Emory University School of Medicine.
Department of Radiation Oncology, UW Medicine, Seattle, WA.
Am J Clin Oncol. 2021 Apr 1;44(4):169-173. doi: 10.1097/COC.0000000000000795.
Uterine carcinosarcomas (UCS) are rare tumors that carry a poor prognosis and high recurrence rate. Standard treatment consists of surgical resection and chemotherapy, though the benefit of adjuvant radiotherapy (RT) has yet to be determined. This study assessed survival rates between patients with UCS who underwent surgical resection alone and patients who underwent combinations of surgery, chemotherapy, and RT.
We conducted a retrospective review of all patients who underwent surgical resection for UCS between 1993 and 2011 at a single institution.

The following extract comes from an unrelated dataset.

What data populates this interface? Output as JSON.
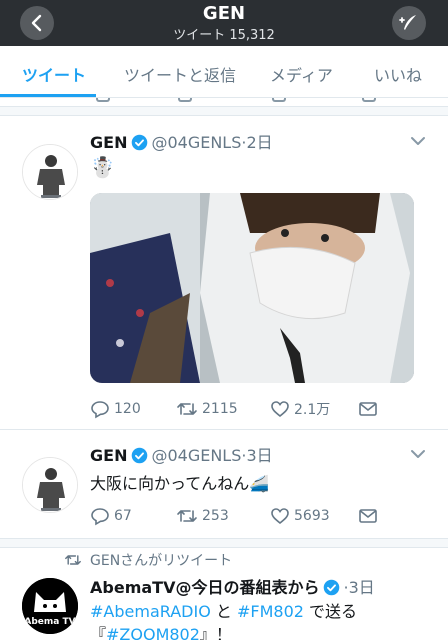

We assessed 3-year disease-free survival, locoregional recurrence-free survival, distant metastases-free survival (DMFS), and overall survival rates and utilized Kaplan-Meier modeling to analyze differences between UCS treatment modalities.

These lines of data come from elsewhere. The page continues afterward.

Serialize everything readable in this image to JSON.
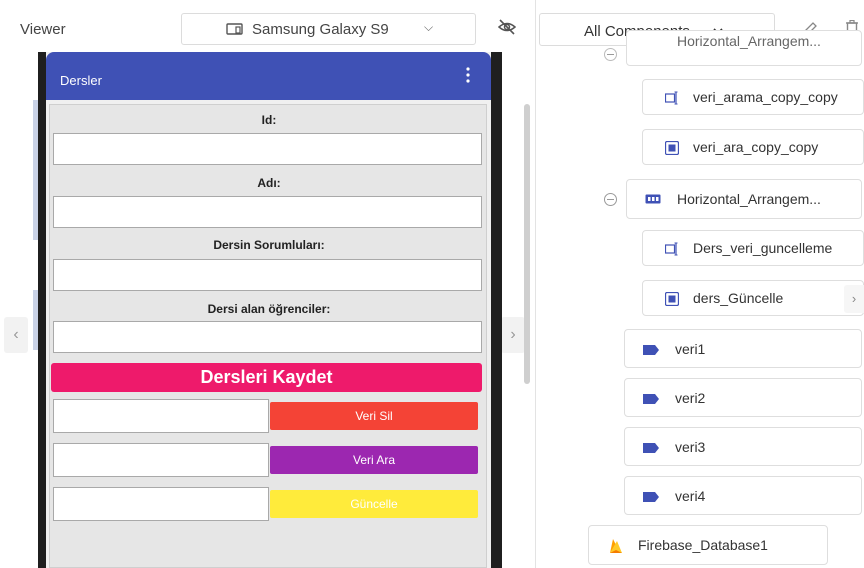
{
  "toolbar": {
    "viewer_label": "Viewer",
    "device_name": "Samsung Galaxy S9",
    "components_label": "All Components"
  },
  "phone": {
    "title": "Dersler",
    "fields": [
      {
        "label": "Id:",
        "value": ""
      },
      {
        "label": "Adı:",
        "value": ""
      },
      {
        "label": "Dersin Sorumluları:",
        "value": ""
      },
      {
        "label": "Dersi alan öğrenciler:",
        "value": ""
      }
    ],
    "save_label": "Dersleri Kaydet",
    "actions": [
      {
        "label": "Veri Sil",
        "color": "#f44336"
      },
      {
        "label": "Veri Ara",
        "color": "#9c27b0"
      },
      {
        "label": "Güncelle",
        "color": "#ffeb3b"
      }
    ]
  },
  "components": {
    "items": [
      {
        "label": "Horizontal_Arrangem...",
        "icon": "horizontal-arrangement-icon"
      },
      {
        "label": "veri_arama_copy_copy",
        "icon": "textbox-icon"
      },
      {
        "label": "veri_ara_copy_copy",
        "icon": "button-icon"
      },
      {
        "label": "Horizontal_Arrangem...",
        "icon": "horizontal-arrangement-icon"
      },
      {
        "label": "Ders_veri_guncelleme",
        "icon": "textbox-icon"
      },
      {
        "label": "ders_Güncelle",
        "icon": "button-icon"
      },
      {
        "label": "veri1",
        "icon": "label-icon"
      },
      {
        "label": "veri2",
        "icon": "label-icon"
      },
      {
        "label": "veri3",
        "icon": "label-icon"
      },
      {
        "label": "veri4",
        "icon": "label-icon"
      },
      {
        "label": "Firebase_Database1",
        "icon": "firebase-icon"
      }
    ]
  }
}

Twenty-four patients underwent UCS surgical resection between 1993 and 2011. The mean age was 61 (range: 39 to 75 y). Of these patients, 100% (n=24) underwent surgical resection, 25% (n=6) underwent surgery and adjuvant chemotherapy, 29% (n=7) underwent surgery and adjuvant RT, and 33% (n=8) underwent surgery and adjuvant chemotherapy and RT. At 3 years median follow, there was no significant difference in overall survival between treatment modalities. The addition of radiation therapy conferred increased DMFS in patients undergoing surgery irrespective of adjuvant chemotherapy (44% vs. 83%, P=0.0211).In patients receiving adjuvant chemotherapy, the significant increase in DMFS persisted with the addition of RT (P=0.0310). Lymph node involvement (n=8) was associated with a lower locoregional recurrence-free survival (38% vs. 92%, P=0.0029).
RT may offer a potential benefit in reducing the rate of distant metastases, though there were no statistically significant improvements in survival metrics.
子宫癌肉瘤(UCS)是一种罕见的肿瘤,预后差,复发率高。标准治疗包括手术切除和化疗,但辅助放疗(RT)的益处尚未确定。本研究评估了仅接受手术切除和接受手术、化疗和 RT 联合治疗的 UCS 患者的生存率。
我们对 1993 年至 2011 年间在一家机构接受手术切除治疗的所有 UCS 患者进行了回顾性研究。我们评估了 3 年无病生存率、局部区域无复发生存率、远处转移无复发生存率(DMFS)和总生存率,并利用 Kaplan-Meier 模型分析了 UCS 治疗方式之间的差异。
1993 年至 2011 年间,24 例患者接受了 UCS 手术切除。平均年龄为 61 岁(范围:39 至 75 岁)。这些患者中,100%(n=24)接受了手术切除,25%(n=6)接受了手术加辅助化疗,29%(n=7)接受了手术加辅助 RT,33%(n=8)接受了手术加辅助化疗和 RT。在 3 年的中位随访中,不同治疗方式之间的总生存率无显著差异。无论是否接受辅助化疗,放疗的加入均增加了手术患者的 DMFS(44% vs. 83%,P=0.0211)。在接受辅助化疗的患者中,加用 RT 后 DMFS 的显著增加仍然存在(P=0.0310)。淋巴结受累(n=8)与较低的局部区域无复发生存率相关(38% vs. 92%,P=0.0029)。
RT 可能降低远处转移率,但在生存指标方面没有统计学意义的改善。